Wenn es um die mehr oder weniger hilfreiche Beziehungsführung mit Narzisst*innen geht, ist es wie gesagt zunächst wichtig, bei sich selbst anzufangen und die eigenen Bedürfnisse in Beziehungen zu reflektieren. Im Umgang mit Narzisst*innenen helfen vor allem drei G's: Genuss, Gerechtigkeit und Grenzen. Erstens ist zu empfehlen, die gemeinsame Aufregung auch zu geniessen, die Energie mitzunehmen und die Abenteuer zu erleben – aber genauso auch Unabhängigkeit zulassen und sowohl dem Narzisst/der Narzisstin als auch sich selbst den nötigen Freiraum zu geben. Zweitens sollte man Gerechtigkeit walten lassen, gegenüber dem Narzisst/der Narzisstin und sich selbst.
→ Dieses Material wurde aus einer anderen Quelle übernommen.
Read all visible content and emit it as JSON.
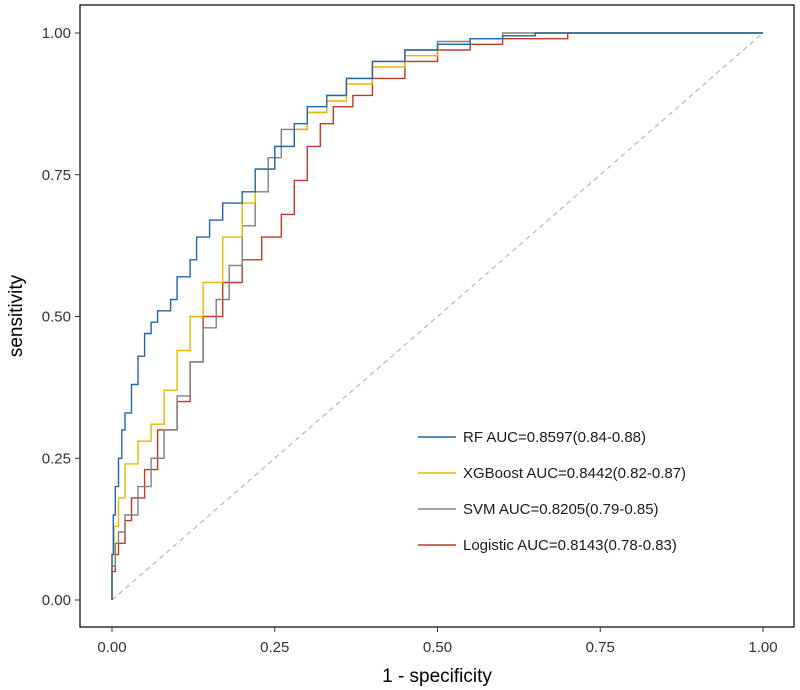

Man sollte die Persönlichkeit des Gegenübers anerkennen und nicht verurteilen, aber eben auch nicht über Fehlverhalten hinwegsehen. Da ist kein versteckter traumatisierter Kern, der behutsam geborgen, gerettet, geheilt werden müsste – Narzisst*innen können für die Nebenwirkungen ihres Statusstrebens ganz normal zur Verantwortung gezogen werden. Hierfür muss man keinen Katalog an Manipulationstaktiken im Kopf haben. Es reicht die natürliche Erwartung an gleichberechtigte Kommunikation und das Einfordern von vernünftigem Verhalten. Und damit sind wir beim dritten Punkt, dem Grenzen setzen. Das ist bei Narzisst*innen nicht einfach und sollte möglichst gelassen geschehen: Nicht in eine Eskalation einsteigen, das narzisstische Gewitter lieber vorbeiziehen lassen. Danach aber die eigenen Bedürfnisse klar benennen und wo nötig klare Grenzen setzen. Kein langes Herumdrucksen, sondern freundlich bestimmte Klarheit. Hierbei klug kommunizieren: Wertschätzung, konkretes Benennen des Problems und Lösungsansatz, positiver Ausblick. Das muss natürlich nicht funktionieren und manchmal kann auch die Entscheidung gegen die Beziehung die richtige Lösung sein.

Können sich Narzissten ändern?

Wie es bei allen Persönlichkeitseigenschaften der Fall ist, so kann sich auch der Narzissmus von Menschen im Verlauf des gesamten Lebens verändern. Zum Beispiel durch neue Erfahrungen in Freundschaften, Partnerschaften oder im Beruf. Gleichzeitig wissen wir, dass Unterschiede im Narzissmus auch über lange Zeiträume ziemlich stabil sind. Wer mit 19 relativ narzisstisch ist, wird das mit 35 wahrscheinlich auch noch sein. Und aus der grosse Reden schwingenden Grosstante auf dem Familienfest spricht mit recht hoher Wahrscheinlichkeit auch noch ihr jugendlicher Narzissmus. Das Ziel sollte es aber ohnehin nicht sein, Narzisst*innen unbedingt verändern zu wollen, sondern möglichst glücklich und erfolgreich mit Narzissmus umzugehen – dem eigenen und dem von anderen Menschen.

Wann kann eine Therapie bei Narzissmus helfen?

Narzisstisch zu sein hat erst einmal keinen Krankheitswert und erfordert keine Behandlung, genauso wenig, wie man wegen einer höheren Schüchternheit oder einer arg peniblen Art zwangsläufig in die Therapie müsste. Narzissmus ist im Durchschnitt sogar mit einer höheren psychischen Gesundheit verbunden. Aber natürlich können auch Narzisst*innen krank werden. Und bei manchen kann ihr Narzissmus dabei wichtig gewesen sein. Das sind häufig Menschen die mit ihrer narzisstische Lebensstrategie, mit ihren übermässig hohen Ansprüchen an sich und ihr Leben, immer wieder gescheitert sind. Die zwar den Anspruch haben, etwas Besonderes zu sein und zu leisten, Anerkennung und Bewunderung zu erreichen, diese Ziele aber nie wirklich umsetzen können. Die immer häufiger ihre Ellbogen herausholen und dann noch stärker in Konflikte hineinrutschen. Oft spielen auch tiefe Kränkungen in der Beziehung oder dem Job eine Rolle. Narzisst*innen, die im Leben scheitern, denken zwar immer noch, dass sie eigentlich etwas Besonderes sind, glauben aber nicht mehr daran, dass die Welt das realisieren wird. Sie werden bitter, zynisch, ihnen geht es schlecht. In der Therapie geht es dann nicht darum, den Narzissmus «wegzutherapieren», sondern darum, nützlichere und flexiblere Wege zu finden, mit dem eigenen Narzissmus umzugehen, beispielsweise den gelasseneren Umgang mit Kritik als Zeichen der Grösse statt als Schwäche anzuerkennen.